NASA planeja usar IA e drones para base permanente na Lua
Iniciativa faz parte do programa Artemis, mas pode ser estratégia para garantir relevância institucional
A NASA anunciou planos para construir uma base permanente na Lua utilizando inteligência artificial e drones. A iniciativa faz parte do programa Artemis, que visa estabelecer presença humana sustentável no satélite natural da Terra até o final da década. Segundo a agência espacial, a IA será empregada para otimizar o design e a construção das estruturas lunares, enquanto os drones serão responsáveis por tarefas como inspeção e transporte de materiais. O projeto também prevê a utilização de impressoras 3D para fabricar componentes diretamente na Lua, reduzindo a necessidade de enviar materiais da Terra. A NASA já está realizando testes preliminares com protótipos de drones e sistemas de IA em ambientes que simulam as condições lunares.
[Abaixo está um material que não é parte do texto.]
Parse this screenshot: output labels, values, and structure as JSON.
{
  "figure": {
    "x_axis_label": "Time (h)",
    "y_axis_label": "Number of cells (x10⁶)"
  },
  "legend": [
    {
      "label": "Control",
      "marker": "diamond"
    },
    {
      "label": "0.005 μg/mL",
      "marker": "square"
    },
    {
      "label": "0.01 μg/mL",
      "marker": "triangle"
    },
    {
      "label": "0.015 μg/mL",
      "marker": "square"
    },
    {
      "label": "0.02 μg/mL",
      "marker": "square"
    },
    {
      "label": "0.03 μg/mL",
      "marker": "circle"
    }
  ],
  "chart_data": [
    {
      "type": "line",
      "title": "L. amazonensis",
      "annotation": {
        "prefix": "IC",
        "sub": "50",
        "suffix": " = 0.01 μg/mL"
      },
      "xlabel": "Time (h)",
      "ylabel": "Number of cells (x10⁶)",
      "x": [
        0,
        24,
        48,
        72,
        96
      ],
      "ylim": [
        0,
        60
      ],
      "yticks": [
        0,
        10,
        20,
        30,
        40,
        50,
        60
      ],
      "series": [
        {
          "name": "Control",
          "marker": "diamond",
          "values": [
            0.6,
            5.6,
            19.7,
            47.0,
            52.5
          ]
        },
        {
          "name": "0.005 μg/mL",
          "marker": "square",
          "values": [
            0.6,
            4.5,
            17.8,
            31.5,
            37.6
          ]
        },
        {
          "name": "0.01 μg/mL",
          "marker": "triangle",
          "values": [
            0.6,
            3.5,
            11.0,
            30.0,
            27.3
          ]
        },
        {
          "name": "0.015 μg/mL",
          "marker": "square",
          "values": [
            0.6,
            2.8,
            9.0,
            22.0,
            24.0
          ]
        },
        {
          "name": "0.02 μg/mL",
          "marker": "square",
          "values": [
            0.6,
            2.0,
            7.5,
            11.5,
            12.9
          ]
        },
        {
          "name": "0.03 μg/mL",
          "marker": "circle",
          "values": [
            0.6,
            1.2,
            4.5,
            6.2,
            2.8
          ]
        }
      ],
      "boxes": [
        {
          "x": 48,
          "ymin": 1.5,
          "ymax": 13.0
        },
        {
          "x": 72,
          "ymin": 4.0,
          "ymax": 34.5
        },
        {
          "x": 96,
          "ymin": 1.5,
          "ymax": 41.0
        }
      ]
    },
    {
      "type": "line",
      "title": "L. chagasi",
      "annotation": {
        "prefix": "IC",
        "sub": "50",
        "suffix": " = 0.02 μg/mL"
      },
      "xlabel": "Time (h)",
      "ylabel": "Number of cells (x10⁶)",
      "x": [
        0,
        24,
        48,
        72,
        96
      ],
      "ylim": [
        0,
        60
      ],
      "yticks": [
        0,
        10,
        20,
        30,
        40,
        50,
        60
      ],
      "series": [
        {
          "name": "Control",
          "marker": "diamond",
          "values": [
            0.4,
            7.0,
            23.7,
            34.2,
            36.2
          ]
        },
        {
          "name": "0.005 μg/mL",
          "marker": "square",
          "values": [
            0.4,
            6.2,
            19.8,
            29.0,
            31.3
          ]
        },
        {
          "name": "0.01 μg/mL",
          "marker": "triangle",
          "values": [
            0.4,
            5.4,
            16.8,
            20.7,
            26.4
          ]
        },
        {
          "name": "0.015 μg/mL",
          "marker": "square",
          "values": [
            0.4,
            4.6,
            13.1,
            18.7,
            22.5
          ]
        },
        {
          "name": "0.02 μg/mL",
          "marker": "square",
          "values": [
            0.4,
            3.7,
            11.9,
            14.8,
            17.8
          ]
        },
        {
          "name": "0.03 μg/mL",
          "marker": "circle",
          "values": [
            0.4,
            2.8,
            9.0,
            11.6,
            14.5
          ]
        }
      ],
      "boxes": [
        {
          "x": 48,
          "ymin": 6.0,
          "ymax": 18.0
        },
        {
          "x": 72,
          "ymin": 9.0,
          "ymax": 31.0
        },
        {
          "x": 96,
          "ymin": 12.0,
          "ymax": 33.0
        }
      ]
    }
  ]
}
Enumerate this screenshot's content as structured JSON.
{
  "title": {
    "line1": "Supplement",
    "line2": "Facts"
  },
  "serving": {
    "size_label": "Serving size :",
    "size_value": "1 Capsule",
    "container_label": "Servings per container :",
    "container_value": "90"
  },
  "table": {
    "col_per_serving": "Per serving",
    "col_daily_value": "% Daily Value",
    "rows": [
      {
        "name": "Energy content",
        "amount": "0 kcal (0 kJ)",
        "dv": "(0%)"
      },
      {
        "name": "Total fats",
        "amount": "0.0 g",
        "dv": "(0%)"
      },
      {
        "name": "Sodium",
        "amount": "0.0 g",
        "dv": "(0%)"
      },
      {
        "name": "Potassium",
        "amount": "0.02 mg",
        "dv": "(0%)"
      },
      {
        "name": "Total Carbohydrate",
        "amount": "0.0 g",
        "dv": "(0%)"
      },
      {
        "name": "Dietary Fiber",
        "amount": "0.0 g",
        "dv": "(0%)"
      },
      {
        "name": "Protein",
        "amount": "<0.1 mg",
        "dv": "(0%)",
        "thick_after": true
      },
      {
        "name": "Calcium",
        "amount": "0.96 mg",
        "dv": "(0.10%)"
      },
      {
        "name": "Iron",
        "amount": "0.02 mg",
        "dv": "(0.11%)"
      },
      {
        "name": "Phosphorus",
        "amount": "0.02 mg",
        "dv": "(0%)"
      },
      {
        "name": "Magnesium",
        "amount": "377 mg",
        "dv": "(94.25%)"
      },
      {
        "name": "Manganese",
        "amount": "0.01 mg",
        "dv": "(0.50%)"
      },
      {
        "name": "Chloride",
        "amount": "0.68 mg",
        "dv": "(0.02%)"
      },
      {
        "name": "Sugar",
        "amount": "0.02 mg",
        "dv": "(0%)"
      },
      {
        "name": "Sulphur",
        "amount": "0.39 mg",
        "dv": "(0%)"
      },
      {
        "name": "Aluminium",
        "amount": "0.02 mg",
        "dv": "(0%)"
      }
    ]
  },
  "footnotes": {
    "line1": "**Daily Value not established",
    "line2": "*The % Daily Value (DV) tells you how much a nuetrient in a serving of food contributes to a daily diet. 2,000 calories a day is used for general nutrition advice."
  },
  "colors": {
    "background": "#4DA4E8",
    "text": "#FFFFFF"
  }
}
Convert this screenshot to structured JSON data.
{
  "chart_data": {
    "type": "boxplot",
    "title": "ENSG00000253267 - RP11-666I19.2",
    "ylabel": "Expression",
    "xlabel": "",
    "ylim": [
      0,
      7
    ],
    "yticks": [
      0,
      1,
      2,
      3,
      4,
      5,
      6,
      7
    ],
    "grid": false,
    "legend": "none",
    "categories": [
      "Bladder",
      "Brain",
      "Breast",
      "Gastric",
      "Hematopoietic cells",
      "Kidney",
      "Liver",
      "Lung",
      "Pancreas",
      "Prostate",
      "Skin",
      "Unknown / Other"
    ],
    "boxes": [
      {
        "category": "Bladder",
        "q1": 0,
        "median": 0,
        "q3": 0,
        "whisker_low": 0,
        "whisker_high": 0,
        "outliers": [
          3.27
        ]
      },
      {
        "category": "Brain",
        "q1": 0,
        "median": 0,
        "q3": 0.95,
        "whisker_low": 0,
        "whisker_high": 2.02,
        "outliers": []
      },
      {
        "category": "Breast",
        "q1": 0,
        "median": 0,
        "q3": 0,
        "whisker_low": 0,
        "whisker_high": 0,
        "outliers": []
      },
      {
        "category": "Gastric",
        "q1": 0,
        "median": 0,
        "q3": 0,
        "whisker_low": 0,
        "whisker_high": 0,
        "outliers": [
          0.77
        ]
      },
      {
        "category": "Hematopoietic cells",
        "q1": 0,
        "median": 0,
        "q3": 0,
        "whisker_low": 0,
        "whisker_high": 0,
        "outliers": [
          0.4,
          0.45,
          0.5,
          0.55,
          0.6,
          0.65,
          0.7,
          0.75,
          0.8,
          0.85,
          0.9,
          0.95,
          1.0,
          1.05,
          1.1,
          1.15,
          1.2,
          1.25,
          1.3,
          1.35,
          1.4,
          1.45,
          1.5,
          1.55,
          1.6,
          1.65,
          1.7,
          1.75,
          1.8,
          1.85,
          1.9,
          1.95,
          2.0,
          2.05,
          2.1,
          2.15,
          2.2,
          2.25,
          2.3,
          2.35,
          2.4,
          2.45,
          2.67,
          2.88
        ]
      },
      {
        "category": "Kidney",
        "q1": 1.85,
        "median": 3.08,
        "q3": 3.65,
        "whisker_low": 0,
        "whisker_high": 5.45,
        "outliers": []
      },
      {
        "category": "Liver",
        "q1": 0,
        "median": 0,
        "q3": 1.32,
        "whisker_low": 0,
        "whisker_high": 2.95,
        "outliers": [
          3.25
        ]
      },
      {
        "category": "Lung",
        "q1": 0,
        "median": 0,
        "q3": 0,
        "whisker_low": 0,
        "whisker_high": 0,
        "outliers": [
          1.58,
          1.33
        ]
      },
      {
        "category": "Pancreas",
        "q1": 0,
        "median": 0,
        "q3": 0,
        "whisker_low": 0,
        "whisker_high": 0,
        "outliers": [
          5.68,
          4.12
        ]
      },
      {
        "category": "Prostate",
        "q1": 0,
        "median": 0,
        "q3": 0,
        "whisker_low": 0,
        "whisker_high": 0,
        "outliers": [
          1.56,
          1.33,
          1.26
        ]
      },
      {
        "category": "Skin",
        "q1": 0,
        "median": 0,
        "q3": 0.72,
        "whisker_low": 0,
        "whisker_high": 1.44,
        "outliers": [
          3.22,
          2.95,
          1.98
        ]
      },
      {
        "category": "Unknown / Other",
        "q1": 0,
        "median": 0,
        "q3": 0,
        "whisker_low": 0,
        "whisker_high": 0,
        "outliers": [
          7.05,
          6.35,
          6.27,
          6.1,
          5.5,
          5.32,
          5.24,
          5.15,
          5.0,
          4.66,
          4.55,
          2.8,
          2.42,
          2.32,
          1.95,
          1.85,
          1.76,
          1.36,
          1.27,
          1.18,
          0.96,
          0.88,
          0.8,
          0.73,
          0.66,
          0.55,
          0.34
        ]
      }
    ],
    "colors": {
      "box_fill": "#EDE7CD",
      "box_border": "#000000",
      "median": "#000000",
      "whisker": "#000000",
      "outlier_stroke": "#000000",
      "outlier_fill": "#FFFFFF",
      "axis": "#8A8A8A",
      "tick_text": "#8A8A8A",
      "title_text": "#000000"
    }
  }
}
A agência espera que a tecnologia permita reduzir custos e riscos associados à construção de uma base permanente no espaço.
O anúncio da NASA sobre o uso de IA e drones na Lua é menos sobre inovação tecnológica e mais sobre uma estratégia de sobrevivência institucional. Com o aumento da concorrência de empresas privadas como SpaceX e Blue Origin, a agência precisa justificar seu orçamento de US$ 25 bilhões diante do Congresso. Ao enfatizar o uso de tecnologias de ponta, a NASA busca se reposicionar como líder na corrida espacial, mesmo que empresas privadas já dominem muitas dessas técnicas. O timing também é crucial: o programa Artemis enfrenta críticas por atrasos e custos crescentes, e o anúncio serve para acalmar investidores políticos. Além disso, ao focar em tecnologias como IA e drones, a NASA tenta criar uma narrativa de 'futurismo espacial' que desvie a atenção de questões práticas como a falta de um foguete operacional capaz de levar humanos à Lua até 2025. A verdadeira motivação por trás do projeto pode ser menos sobre colonizar a Lua e mais sobre garantir a relevância da NASA em um cenário onde o espaço está cada vez mais comercializado.